The Crittendens settled on Cooper as a proposed name for the creek after finding evidence of the old homestead on their property, which they purchased in 1970.
They presented the committee with a petition signed by 13 people in support of the proposed name.
Homesteading family
Mary Jane Cooper, who was born in British Columbia, was the matriarch of the family, Crittenden said.
He wasn’t sure which tribe she belonged to but thinks it was Tsimshian.
She married John Cooper, who was from Scotland, Crittenden said.
The area surrounding the mouth of the stream was platted in the early 1950s and was known as Paradise Bay Estates.
The Crittendens raised five children on their property, Bruce Crittenden said.
Bruce Crittenden, 69, is a retired plumber who worked in Seattle and commuted for 25 years. Janice Crittenden, 66, was a teaching assistant in the special education program at Chimacum School District.
One other Cooper Creek exists in Washington state, the state committee said. It is in Skagit County.
Other recommendations
Two other nameless places are up for appellations.
Vancouver Notch, a V-shaped pass on the southern slope of Mount Rainier in Pierce County, would be named to honor Capt. George Vancouver, who described it in his journals during a voyage in 1792.

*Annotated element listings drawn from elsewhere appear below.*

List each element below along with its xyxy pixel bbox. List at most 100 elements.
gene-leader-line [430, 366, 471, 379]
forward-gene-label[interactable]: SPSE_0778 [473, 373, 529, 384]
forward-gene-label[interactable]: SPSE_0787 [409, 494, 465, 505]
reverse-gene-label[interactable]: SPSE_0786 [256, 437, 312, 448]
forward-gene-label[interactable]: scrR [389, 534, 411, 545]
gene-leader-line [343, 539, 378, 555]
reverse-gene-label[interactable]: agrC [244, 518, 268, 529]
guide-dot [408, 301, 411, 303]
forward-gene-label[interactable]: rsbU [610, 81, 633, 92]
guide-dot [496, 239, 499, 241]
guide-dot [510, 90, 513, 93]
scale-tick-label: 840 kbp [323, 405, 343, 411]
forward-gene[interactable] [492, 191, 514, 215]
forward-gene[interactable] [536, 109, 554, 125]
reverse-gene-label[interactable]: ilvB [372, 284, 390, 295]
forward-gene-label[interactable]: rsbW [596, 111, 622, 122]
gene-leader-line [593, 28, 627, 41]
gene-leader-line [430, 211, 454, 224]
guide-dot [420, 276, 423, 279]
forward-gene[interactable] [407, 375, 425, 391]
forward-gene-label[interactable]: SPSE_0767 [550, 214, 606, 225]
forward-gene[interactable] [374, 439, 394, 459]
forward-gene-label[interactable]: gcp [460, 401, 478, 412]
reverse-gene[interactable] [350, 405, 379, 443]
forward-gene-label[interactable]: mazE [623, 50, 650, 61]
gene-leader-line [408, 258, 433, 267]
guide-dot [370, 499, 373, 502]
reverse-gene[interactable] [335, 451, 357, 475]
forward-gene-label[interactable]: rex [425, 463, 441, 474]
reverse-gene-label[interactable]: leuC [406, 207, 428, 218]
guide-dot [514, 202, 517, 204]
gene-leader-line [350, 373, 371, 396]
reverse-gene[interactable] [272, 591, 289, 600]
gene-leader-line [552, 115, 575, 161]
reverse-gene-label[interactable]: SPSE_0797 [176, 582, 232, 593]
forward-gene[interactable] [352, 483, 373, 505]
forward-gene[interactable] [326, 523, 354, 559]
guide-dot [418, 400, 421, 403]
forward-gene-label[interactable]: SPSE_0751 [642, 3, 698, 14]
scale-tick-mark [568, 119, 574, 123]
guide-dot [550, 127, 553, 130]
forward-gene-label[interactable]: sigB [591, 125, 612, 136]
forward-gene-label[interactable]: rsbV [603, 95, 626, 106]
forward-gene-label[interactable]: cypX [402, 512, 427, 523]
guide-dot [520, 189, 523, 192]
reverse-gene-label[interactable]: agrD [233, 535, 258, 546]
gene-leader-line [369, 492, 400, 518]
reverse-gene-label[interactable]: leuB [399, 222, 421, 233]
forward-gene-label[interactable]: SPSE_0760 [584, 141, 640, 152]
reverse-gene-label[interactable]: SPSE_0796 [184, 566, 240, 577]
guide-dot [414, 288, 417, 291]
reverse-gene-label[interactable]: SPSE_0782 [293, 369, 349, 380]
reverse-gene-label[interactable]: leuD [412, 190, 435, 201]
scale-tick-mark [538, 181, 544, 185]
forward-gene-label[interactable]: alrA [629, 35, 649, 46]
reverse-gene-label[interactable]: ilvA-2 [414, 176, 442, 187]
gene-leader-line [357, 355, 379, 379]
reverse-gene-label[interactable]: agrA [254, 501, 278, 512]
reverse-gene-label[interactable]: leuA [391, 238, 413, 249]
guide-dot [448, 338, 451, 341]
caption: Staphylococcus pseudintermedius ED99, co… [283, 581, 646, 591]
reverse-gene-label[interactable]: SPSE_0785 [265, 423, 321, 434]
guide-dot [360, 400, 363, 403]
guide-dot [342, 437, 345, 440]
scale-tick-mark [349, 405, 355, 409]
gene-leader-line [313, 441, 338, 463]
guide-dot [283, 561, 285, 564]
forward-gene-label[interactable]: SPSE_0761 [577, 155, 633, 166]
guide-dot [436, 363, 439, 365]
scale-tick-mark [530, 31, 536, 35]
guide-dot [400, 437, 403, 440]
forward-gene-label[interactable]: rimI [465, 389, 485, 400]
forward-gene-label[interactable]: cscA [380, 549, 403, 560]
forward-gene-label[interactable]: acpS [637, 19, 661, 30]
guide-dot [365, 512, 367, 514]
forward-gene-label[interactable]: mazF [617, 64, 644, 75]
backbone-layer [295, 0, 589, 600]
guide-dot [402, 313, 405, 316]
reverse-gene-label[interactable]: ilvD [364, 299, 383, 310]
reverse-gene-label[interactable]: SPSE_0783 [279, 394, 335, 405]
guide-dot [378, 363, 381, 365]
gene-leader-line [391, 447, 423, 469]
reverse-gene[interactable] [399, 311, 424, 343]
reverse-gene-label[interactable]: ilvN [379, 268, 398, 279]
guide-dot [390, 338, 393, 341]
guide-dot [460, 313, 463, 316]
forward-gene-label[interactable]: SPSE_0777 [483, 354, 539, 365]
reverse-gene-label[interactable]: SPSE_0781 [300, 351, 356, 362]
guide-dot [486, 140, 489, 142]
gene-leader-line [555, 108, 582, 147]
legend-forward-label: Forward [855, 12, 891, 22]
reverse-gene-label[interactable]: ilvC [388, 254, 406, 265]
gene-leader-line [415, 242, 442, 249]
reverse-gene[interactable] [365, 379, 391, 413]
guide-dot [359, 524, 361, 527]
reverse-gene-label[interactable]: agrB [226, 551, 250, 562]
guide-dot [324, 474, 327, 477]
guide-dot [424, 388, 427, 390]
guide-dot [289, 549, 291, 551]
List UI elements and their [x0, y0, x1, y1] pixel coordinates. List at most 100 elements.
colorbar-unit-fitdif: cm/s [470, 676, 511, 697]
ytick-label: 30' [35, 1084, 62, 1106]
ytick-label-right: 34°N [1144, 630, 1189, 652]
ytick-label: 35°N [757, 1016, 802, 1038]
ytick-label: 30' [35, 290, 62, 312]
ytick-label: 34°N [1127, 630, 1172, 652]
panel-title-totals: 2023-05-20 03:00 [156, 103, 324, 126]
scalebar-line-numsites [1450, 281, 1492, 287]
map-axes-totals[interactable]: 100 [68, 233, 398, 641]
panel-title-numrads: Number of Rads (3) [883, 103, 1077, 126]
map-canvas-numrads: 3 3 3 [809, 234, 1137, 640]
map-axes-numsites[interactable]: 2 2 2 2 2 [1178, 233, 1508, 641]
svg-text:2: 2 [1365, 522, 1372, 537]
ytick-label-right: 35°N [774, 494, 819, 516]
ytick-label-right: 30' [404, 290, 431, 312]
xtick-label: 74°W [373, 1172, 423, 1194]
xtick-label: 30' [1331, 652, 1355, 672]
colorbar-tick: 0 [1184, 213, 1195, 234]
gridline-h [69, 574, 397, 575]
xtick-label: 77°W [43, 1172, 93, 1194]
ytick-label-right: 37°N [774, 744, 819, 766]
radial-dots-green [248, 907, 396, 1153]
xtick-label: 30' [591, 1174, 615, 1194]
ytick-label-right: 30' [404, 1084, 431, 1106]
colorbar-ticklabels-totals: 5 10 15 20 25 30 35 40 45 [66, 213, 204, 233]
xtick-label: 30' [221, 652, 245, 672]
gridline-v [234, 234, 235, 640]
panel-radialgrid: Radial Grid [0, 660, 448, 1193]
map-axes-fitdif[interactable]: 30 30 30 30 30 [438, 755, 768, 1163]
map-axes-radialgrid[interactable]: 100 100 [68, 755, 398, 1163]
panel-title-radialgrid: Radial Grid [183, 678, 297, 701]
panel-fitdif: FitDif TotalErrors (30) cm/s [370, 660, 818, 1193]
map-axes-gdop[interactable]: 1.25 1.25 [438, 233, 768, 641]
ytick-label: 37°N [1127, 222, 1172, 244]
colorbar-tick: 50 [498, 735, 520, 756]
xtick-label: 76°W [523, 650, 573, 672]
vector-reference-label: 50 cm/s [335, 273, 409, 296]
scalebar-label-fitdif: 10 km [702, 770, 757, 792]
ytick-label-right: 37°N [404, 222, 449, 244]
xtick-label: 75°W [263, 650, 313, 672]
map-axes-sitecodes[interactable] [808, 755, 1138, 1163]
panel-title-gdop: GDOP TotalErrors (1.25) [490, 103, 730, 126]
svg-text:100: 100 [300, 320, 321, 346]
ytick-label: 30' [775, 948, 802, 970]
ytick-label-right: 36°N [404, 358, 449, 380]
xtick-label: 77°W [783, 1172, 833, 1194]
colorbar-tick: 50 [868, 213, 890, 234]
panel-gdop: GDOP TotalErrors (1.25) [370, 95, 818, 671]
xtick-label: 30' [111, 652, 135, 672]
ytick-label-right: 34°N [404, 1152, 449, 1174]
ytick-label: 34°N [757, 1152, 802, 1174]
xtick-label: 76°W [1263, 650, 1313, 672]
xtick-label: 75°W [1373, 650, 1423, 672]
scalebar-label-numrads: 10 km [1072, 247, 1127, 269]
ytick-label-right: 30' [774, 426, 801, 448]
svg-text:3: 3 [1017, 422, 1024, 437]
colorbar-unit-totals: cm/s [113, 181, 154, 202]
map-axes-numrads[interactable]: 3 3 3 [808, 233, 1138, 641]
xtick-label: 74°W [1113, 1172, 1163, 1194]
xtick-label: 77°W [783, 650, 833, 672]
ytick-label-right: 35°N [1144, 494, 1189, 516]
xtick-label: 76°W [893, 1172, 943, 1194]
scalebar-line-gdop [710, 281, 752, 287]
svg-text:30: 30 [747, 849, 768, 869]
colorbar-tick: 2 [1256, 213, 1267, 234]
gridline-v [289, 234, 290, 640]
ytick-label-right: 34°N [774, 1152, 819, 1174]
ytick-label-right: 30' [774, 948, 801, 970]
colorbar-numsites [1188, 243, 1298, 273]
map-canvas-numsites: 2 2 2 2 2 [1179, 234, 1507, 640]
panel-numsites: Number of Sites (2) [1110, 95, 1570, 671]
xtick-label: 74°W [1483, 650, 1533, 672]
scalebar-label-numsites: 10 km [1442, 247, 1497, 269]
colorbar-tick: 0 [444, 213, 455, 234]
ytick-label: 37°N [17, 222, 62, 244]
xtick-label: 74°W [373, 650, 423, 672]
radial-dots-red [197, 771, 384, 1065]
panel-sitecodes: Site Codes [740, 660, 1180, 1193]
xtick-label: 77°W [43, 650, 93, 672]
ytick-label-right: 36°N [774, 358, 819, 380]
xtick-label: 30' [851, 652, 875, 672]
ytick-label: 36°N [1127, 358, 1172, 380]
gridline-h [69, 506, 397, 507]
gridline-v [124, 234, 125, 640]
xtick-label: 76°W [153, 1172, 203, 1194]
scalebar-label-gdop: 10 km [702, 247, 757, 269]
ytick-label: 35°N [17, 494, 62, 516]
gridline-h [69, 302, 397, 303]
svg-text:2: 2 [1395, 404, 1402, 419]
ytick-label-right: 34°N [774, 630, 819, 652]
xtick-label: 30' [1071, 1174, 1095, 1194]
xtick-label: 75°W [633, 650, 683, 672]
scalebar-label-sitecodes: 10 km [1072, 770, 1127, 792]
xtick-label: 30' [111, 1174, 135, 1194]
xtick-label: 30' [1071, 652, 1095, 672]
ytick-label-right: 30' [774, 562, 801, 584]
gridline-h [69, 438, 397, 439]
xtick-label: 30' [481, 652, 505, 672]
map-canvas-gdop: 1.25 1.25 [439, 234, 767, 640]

In Grays Harbor County, a 10-acre pond along state Highway 8 at McCleary would be dubbed Wildcat Pond, named for the school mascot of nearby McCleary School.
The students at the school proposed the name.
New proposals
The panel reviewed last week three new proposals and will consider them for recommendations in May.
Hix Bay in San Juan County was originally named for Cynthia and Louis Hix, who purchased property surrounding the Shaw Island bay in 1888, the panel said.
The water body’s name has been misspelled on maps as Hicks Bay for many years.
Shaw Bay on Shaw Island in San Juan County would be reborn as Sq’emenen Bay, according to a request before the committee.
The proposed name for the bay would replace the current name with the Lummi Nation name for Shaw Island.
A creek in Thurston County would be named Shaner Creek to commemorate Melvin Shaner, who operated a business near it and worked to clean it up.